Similarly, Alyssa goes to Wonderland and the next thing – nine months later – is giving birth to her and Morpheus’s child. I don’t know what fertility is like in Wonderland, but most people have to try for a while to have a baby, so this just made me raise my eyebrows. We also find out that Queen Ivory is pregnant with the child of her mortal companion, Finley, who died a couple of weeks before – the fact that they’d been together for over sixty years and just happened to get pregnant right at the end?

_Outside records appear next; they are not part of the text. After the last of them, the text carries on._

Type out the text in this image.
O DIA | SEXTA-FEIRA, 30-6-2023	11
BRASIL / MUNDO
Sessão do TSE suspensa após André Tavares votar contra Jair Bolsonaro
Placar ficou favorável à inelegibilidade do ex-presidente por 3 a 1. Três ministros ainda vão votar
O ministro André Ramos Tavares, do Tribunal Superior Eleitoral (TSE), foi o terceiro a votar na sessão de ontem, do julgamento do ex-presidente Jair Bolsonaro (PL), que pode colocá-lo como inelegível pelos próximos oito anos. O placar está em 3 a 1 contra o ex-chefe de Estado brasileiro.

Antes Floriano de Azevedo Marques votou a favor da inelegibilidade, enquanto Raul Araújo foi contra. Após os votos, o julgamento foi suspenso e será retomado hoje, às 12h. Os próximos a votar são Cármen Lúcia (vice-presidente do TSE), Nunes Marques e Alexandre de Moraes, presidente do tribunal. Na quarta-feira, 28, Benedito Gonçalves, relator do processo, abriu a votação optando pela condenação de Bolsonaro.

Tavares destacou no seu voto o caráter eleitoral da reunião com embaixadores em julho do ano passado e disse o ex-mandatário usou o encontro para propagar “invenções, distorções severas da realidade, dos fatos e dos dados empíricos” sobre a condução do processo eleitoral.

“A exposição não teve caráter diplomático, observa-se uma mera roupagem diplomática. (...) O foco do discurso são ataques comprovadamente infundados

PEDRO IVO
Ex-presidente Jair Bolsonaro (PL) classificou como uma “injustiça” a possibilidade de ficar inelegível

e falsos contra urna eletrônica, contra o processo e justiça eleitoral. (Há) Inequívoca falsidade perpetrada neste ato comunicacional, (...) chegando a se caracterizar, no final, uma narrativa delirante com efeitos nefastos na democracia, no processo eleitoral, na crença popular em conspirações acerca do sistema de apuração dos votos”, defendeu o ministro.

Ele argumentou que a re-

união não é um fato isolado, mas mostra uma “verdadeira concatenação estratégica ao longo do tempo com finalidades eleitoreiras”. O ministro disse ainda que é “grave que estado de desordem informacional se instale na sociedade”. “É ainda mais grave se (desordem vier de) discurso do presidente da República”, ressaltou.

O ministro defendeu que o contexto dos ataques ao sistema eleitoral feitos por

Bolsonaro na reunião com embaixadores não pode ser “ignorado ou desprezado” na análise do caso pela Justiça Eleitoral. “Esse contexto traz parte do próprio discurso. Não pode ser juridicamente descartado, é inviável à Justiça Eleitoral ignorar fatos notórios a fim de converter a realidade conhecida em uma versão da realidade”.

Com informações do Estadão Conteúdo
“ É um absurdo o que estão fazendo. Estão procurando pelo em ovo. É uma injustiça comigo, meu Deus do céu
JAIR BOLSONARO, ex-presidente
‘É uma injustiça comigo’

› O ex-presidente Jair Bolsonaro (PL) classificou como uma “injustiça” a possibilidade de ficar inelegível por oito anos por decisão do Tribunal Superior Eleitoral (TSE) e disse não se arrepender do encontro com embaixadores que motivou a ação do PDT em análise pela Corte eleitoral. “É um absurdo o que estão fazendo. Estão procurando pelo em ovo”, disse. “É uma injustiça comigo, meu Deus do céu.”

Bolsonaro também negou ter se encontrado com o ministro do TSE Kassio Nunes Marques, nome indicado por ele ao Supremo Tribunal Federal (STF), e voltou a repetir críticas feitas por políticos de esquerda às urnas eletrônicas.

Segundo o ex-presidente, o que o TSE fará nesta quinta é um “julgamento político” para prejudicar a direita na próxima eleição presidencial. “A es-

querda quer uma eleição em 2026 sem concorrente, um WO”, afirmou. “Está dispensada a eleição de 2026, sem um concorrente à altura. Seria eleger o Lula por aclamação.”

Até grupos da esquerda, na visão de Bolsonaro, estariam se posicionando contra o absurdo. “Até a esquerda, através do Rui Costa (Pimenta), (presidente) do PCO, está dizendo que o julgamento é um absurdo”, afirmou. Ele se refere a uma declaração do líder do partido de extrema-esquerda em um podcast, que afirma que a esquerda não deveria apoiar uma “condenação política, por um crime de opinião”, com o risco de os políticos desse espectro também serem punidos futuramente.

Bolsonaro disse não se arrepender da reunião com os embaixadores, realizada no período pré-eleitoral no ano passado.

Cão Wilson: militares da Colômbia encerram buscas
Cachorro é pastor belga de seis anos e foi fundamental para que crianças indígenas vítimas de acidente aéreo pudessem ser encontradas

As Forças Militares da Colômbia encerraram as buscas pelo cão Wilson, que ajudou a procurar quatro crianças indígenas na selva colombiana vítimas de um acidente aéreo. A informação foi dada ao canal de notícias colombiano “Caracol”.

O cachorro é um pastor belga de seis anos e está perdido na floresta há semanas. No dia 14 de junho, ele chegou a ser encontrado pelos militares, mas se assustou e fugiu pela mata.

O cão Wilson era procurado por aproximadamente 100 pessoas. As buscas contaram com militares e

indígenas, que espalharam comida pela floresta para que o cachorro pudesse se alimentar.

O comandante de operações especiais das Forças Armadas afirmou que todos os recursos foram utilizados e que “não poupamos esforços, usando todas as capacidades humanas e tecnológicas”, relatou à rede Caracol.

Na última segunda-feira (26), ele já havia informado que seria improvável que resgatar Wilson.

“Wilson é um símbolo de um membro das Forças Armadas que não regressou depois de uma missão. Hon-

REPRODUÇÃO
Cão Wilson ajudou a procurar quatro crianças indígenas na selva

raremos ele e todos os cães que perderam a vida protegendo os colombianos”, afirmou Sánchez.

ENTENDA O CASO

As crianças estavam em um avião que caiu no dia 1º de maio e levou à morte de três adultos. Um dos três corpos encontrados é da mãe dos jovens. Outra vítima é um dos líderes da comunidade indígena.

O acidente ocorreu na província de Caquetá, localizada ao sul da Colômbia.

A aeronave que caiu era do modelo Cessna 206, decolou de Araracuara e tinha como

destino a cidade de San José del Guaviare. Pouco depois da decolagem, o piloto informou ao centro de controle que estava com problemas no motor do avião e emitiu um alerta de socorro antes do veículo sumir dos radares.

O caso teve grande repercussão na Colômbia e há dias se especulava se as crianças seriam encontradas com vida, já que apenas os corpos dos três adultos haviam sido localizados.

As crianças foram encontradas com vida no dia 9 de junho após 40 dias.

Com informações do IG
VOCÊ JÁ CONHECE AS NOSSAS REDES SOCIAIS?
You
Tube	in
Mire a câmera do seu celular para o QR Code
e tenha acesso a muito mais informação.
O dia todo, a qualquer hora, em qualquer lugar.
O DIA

That’s not too feasible.
I’m not very good with books that feature true, everlasting love at a young age, so having Alyssa and Jeb AND Jenara and Corbin last until death… It’s just not authentic. Divorce is prevalent in these modern times, and while some teenage relationships do last for life it’s not that common – I was unconvinced.
And don’t even get me started on the implications of Alyssa and Morpheus calling their child Muse… Ugh.
I think ‘Six Impossible Things’ would have worked better as the first story in this collection, because ‘The Boy In The Web’ references the fact that Jenara and Corbin know about Wonderland, but this story deals with them finding out the truth. Chronologically, it makes sense to come at the end – it does deal with the end of Alyssa’s human life, after all – but to link in properly with the other stories I just feel like putting this one at the end was a mistake.
If you liked the Splintered series, you should probably read these short stories – especially if you weren’t happy with the ending of ‘Ensnared’, because this gives a bit of closure. If you like your romance old-fashioned and cliched, you’ll also love this collection. I’m glad I read it, but I’m not going to return to Wonderland any time soon.